Horizon Alert
Summary of the vulnerability and why it matters
This vulnerability in SGLang could allow an attacker to execute arbitrary code on your systems. It happens when a malicious model file is loaded, and the system's template rendering is not properly secured. This is a serious issue because it can lead to a complete compromise of the affected server.
- Critical severity and network access.
- Could impact AI services and applications.
- Requires loading a malicious model file.
Attack Path
How an attacker could exploit the issue
An attacker can achieve remote code execution by tricking the SGLang service into loading a malicious model file. This file contains a specially crafted tokenizer chat template that, when processed by the unsandboxed Jinja2 environment, allows the attacker to run arbitrary code on the server.
- No authentication required.
- Targets the `/v1/rerank` endpoint.
- Requires loading a malicious model.
Live Threat
Current exploitation, exposure, and threat context
This vulnerability allows for Remote Code Execution (RCE) by loading a model with a malicious tokenizer, leveraging an unsandboxed Jinja2 environment. While the impact is severe, threat actor interest may be tempered by the specific nature of the dependency on model files and the potential for detection in production LLM inference environments.

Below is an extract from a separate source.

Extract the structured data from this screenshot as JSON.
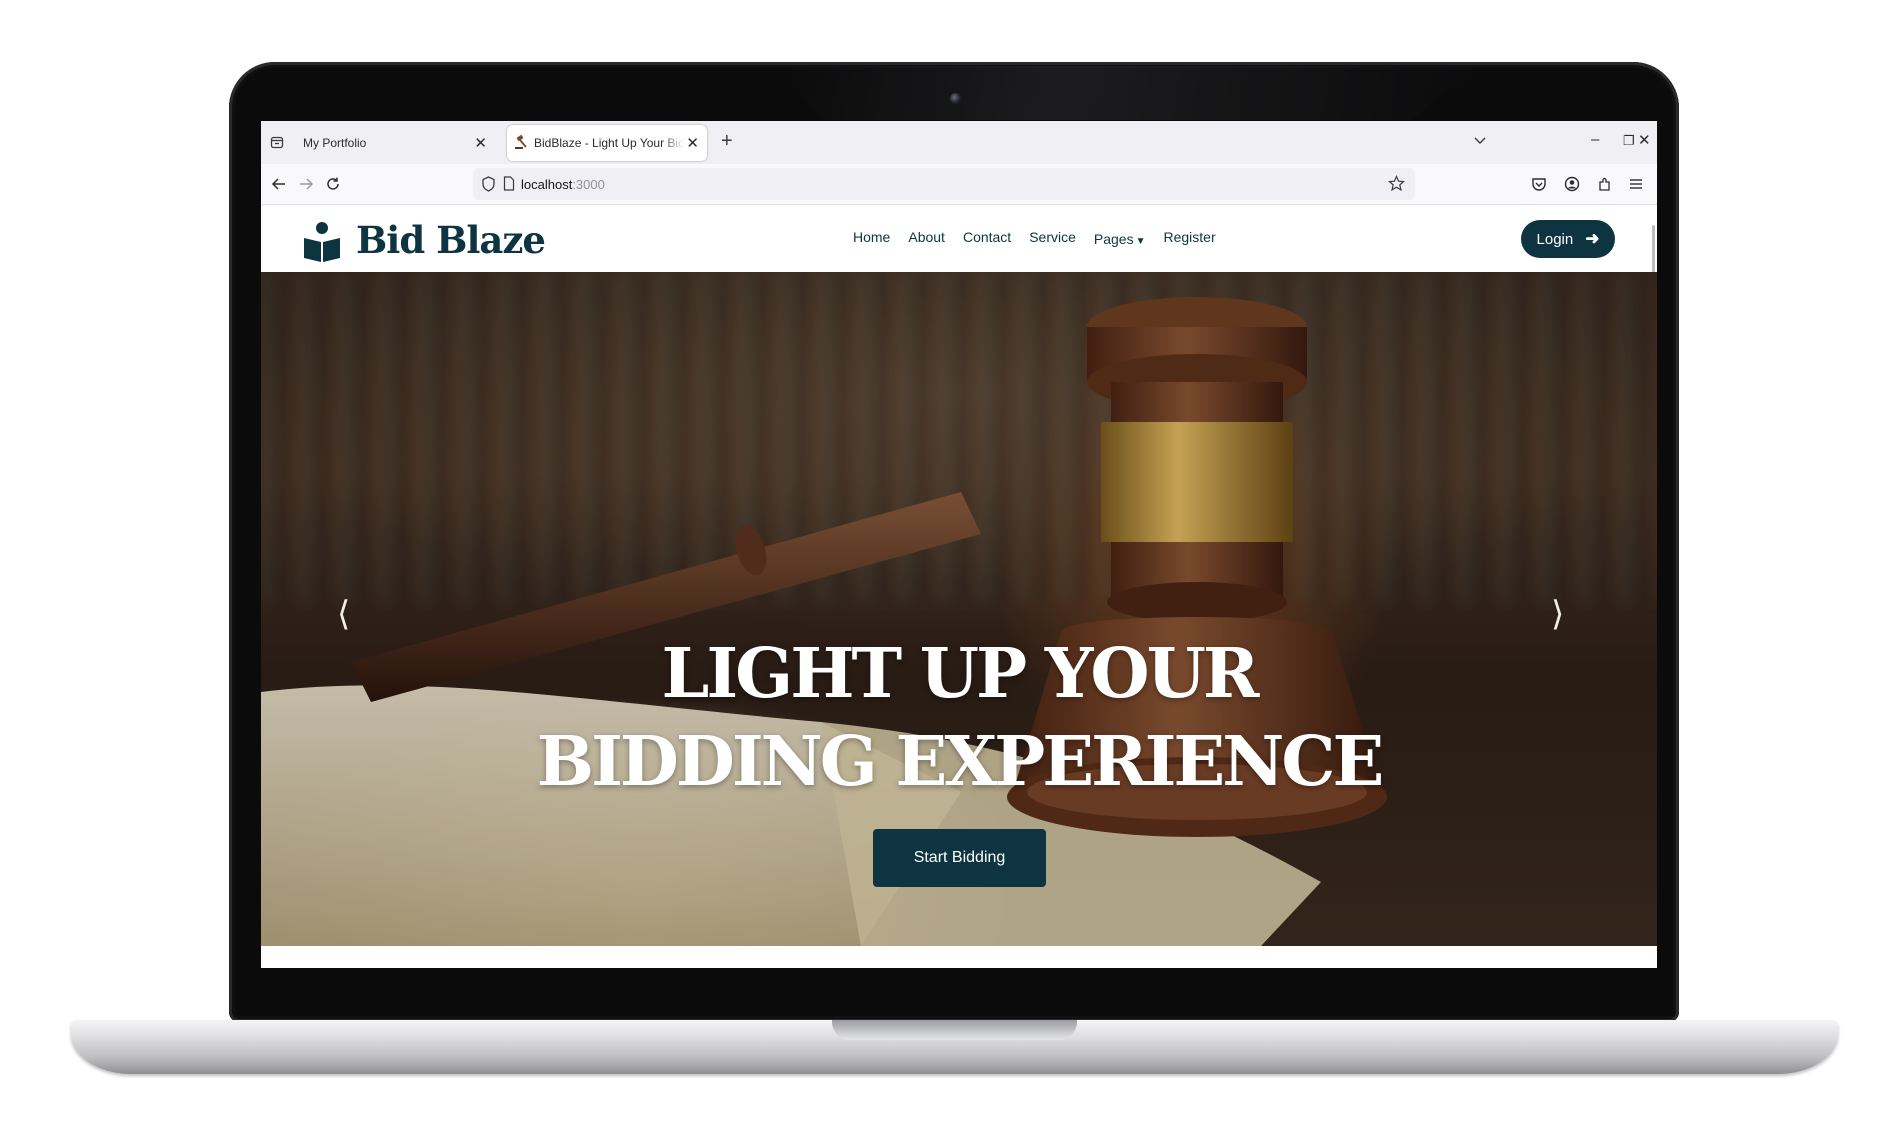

- RCE vulnerability in LLM framework.
- Requires loading a crafted model file.
- No public exploit code observed yet.
Priority actions
Operational Fix
Recommended remediation, mitigation, and detection steps
Teams should prioritize blocking or isolating services exposed to the network that utilize SGLang's reranking endpoint, especially if model files are loaded from untrusted sources, to prevent critical RCE. Since a patch is available, apply it immediately to all affected systems.
- Apply patch from [https://github.com/sgl-project/sglang/pull/23660](https://github.com/sgl-project/sglang/pull/23660).
- If patching is delayed, restrict network access to the rerank endpoint.
- Monitor for suspicious requests to the `/v1/rerank` endpoint.